Last, polynomials may help us identify subsets of gates and restricted kinds of circuits that are classically simulable. This is known for so-called stabilizer circuits which can be characterized by the Hadamard gate, the {S} phase gate, and the CZ gate. Over {\mathbb{Z}_4} the {q}-polynomials for circuits built from these gates are incredibly simple.

Each term is either a variable squared, {y^2}, or a product {2yz}.

These terms are invariant under changing {y} from {1} to {3} and are zeroed out by {y=0} and {y=2}, so for {r} variables the domains {\{0,1\}^r} and {\mathbb{Z}_4^r} are essentially the same. Can we inductively compute the quantities {N[q:0],N[q:1],N[q:2],N[q:3]} as the circuit is built up? This would at least replicate classical theorems about these circuits. In any event we get a wealth of newly-motivated special cases of {\mathsf{\#P}}-complete counting problems to study.

Open Problems

Can polynomial algebra using our grilles out-perform other classical simulations of quantum circuits that have been programmed?

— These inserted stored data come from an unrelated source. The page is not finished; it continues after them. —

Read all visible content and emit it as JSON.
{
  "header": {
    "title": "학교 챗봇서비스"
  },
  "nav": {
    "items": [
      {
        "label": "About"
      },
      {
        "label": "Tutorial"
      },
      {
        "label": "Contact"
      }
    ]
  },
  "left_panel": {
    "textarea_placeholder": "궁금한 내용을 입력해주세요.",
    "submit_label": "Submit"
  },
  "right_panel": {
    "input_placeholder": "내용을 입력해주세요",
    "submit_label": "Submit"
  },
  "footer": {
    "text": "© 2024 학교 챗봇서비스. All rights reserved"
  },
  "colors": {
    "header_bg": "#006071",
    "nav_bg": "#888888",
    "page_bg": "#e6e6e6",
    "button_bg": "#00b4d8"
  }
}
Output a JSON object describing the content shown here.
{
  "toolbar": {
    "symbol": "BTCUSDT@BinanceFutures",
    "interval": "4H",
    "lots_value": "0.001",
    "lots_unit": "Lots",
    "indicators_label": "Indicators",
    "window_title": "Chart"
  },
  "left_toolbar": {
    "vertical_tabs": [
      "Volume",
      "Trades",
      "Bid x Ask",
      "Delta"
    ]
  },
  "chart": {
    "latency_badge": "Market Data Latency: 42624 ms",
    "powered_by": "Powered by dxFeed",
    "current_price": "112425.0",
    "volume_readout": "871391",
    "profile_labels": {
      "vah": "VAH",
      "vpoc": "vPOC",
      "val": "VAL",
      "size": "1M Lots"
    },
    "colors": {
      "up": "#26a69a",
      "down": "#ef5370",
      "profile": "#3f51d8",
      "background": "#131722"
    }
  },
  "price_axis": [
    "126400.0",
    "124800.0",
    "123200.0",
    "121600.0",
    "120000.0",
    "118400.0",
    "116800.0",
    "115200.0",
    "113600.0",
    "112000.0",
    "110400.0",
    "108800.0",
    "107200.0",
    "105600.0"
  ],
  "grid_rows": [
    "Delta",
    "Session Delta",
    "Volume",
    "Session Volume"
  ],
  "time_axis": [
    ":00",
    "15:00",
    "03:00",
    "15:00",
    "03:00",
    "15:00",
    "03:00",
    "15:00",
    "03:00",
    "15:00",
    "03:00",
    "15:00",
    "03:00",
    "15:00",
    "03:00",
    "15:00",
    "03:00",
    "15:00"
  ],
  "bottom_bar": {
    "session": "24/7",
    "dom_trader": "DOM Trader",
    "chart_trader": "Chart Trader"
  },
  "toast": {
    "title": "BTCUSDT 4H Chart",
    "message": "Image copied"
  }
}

Is solution-counting for polynomials over {\mathbb{Z}_4} all of whose terms have the form {y^2} or {2yz} in {\mathsf{P}}? Or is this restricted problem still {\mathsf{\#P}}-complete, so that our simulation would need to find additional structure in the polynomials? Update: It is indeed in {\mathsf{P}}, for any quadratic polynomial, via this paper co-authored by Dick.

What properties of quantum circuits (besides entanglement) can we approach this way? Can this inform the debate over feasibility of quantum computers?